Although President Biden did commit to not raising taxes on folks earning less than $400,000 per year, it seems hard to believe that he’ll be able to keep that promise with such a massive bill to cover.2
Also, it looks like married folks filing jointly could find themselves facing a big "marriage penalty" if they get swept over the $400k threshold as a household.2
So what's on the table?
Well, one option is a new auto mileage tax, which would raise money for highway infrastructure. Another is higher fuel taxes, which could increase what Americans pay at the pump.3 However, both proposals would be difficult to get through Congress, so they seem unlikely to come to fruition.
And then you've got some economists who favor funding long-term infrastructure spending with ultra-long bonds and it is a possibility that Treasury Secretary Yellen will consider issuing 50-year bonds for the first time since 1911 to take advantage of low-interest rates.4
Bottom line: we don’t know exactly what will ultimately come out of all this Congressional haggling; BUT, it’s a smart move to prepare for potentially higher tax rates in 2022.

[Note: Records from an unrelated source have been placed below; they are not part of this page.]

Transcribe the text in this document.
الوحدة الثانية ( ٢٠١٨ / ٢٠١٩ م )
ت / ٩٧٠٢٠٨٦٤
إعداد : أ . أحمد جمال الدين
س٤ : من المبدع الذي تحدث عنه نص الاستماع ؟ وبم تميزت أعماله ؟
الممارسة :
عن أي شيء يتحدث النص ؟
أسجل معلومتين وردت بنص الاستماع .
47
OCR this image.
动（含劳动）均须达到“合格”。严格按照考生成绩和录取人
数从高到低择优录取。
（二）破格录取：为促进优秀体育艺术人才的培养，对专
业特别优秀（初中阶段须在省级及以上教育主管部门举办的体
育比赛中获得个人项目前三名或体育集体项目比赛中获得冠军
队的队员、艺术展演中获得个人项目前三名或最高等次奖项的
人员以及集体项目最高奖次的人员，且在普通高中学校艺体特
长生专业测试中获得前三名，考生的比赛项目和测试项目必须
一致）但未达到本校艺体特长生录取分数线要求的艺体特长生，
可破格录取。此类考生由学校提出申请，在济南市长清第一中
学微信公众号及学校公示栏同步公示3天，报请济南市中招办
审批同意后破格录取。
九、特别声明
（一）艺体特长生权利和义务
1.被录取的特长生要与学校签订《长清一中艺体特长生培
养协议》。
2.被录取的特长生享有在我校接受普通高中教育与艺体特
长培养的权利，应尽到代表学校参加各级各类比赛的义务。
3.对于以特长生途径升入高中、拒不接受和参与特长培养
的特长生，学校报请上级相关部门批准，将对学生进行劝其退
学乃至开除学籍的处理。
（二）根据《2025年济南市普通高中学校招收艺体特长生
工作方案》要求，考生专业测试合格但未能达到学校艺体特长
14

What could those look like? Your guess is as good as mine, but if I were a betting man, I'd say that some combination of the following seems quite possible:
- A higher top income tax rate
- A higher capital gains tax rate
- A higher corporate tax rate
- A lower estate tax exemption amount
We’ll know more as the final deal shakes out, but it's clear these possibilities make 2021 that much more critical for tax and estate planning.
In other tax news, the IRS has extended the deadline for making 2020 IRA and HSA contributions to May 17, giving folks an extra few weeks to get them in.5
Also, folks who already filed and paid taxes on 2020 unemployment benefits and are due money back under the recent rule change will automatically get refunds from the IRS, avoiding the need to file an amended return (unless they became newly eligible for additional credits or deductions).6
There’s a lot going on right now in Washington and we can’t know what the final resolution will be until all sides have their say.
However, it’s wise to remember that laws and circumstances change all the time. All we can do is stay on top of things and plan ahead as best we can.
This information is not intended to be a substitute for specific individualized tax advice. We suggest that you discuss your specific tax issues with a qualified tax professional.